The Need for a Tablet Strategy
In light of all this, and considering they had the well-regarded WebOS, it’s hard to understand how a company like Hewlett-Packard could just give up on tablets - if they have. Could you imagine an office machines company of the past, like NCR, IBM or Xerox whose machines didn’t handle paper? It was the standard medium of the time. They didn’t have to own paper mills, but they had to have enough control of the medium to be able to get it to do what they wanted.
So how far into the tablet market does a large computer or publishing company need to be? How much control of this new medium is necessary in order to stay relevant? Those are questions impossible to answer clearly at this point, but IBM sure wouldn’t have gotten far if its Social Security check writing machines had to pay 30% of every check to a competitor.
I can’t help wondering if HP’s decision to exit tablets and WebOS, along with the PCs that could also run it, will be reversed. Already HP’s CEO has been dismissed, and an extra production run of TouchPads ordered.
It’s going to be fascinating to watch the tablet market over the next few months. Barnes and Noble will likely make the next move, and then Apple is rumored to be preparing to introduce an iPad 3 early next year. In the mean time, a dozen or more also-ran Android tablets, as well as Blackberry’s Playbook and many others will be vying for life this Christmas season. I’m sure quite a few won’t be around a year from now, or else be acquired, possibly by non-computer companies determined to have some control over their future.

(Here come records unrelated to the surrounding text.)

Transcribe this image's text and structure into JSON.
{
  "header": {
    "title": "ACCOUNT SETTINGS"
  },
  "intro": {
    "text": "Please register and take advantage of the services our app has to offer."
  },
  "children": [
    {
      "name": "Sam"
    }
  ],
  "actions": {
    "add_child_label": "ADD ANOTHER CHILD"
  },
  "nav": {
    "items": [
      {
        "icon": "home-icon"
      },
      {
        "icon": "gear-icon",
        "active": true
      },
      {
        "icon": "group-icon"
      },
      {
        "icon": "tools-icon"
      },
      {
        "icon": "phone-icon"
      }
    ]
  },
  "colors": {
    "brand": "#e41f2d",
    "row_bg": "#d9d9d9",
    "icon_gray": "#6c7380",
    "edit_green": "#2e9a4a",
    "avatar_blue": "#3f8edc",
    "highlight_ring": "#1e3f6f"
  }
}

Have we seen the last major entrants by now? Who knows? Microsoft’s and Google’s plans still seem fuzzy, but in any case we can be sure the bar will continue to be raised at a fast clip.
I hope it’s clear that any major tech, publishing or other media company without a tablet strategy is playing with fire, of the old-tech sort. It will be interesting to see if HP does dive back in, making the major commitment needed to stay in this market. Are there intellectual property obstacles in their path? In any event, Jeff Bezos has placed his bet, and Barnes & Noble has received a $204 million capital infusion from Liberty Media that should finance further Nook development.
Unlike a lot of contenders, HP has a real long-term chance of winning a fair share of the tablet market, and even leveraging WebOS to move further into phones with the Palm Pre line, and to plot an escape from Windows on the desktop. I’m sure there’s many reasons not to take the leap, but on the other hand, who can afford to say no to a once in a millennium opportunity?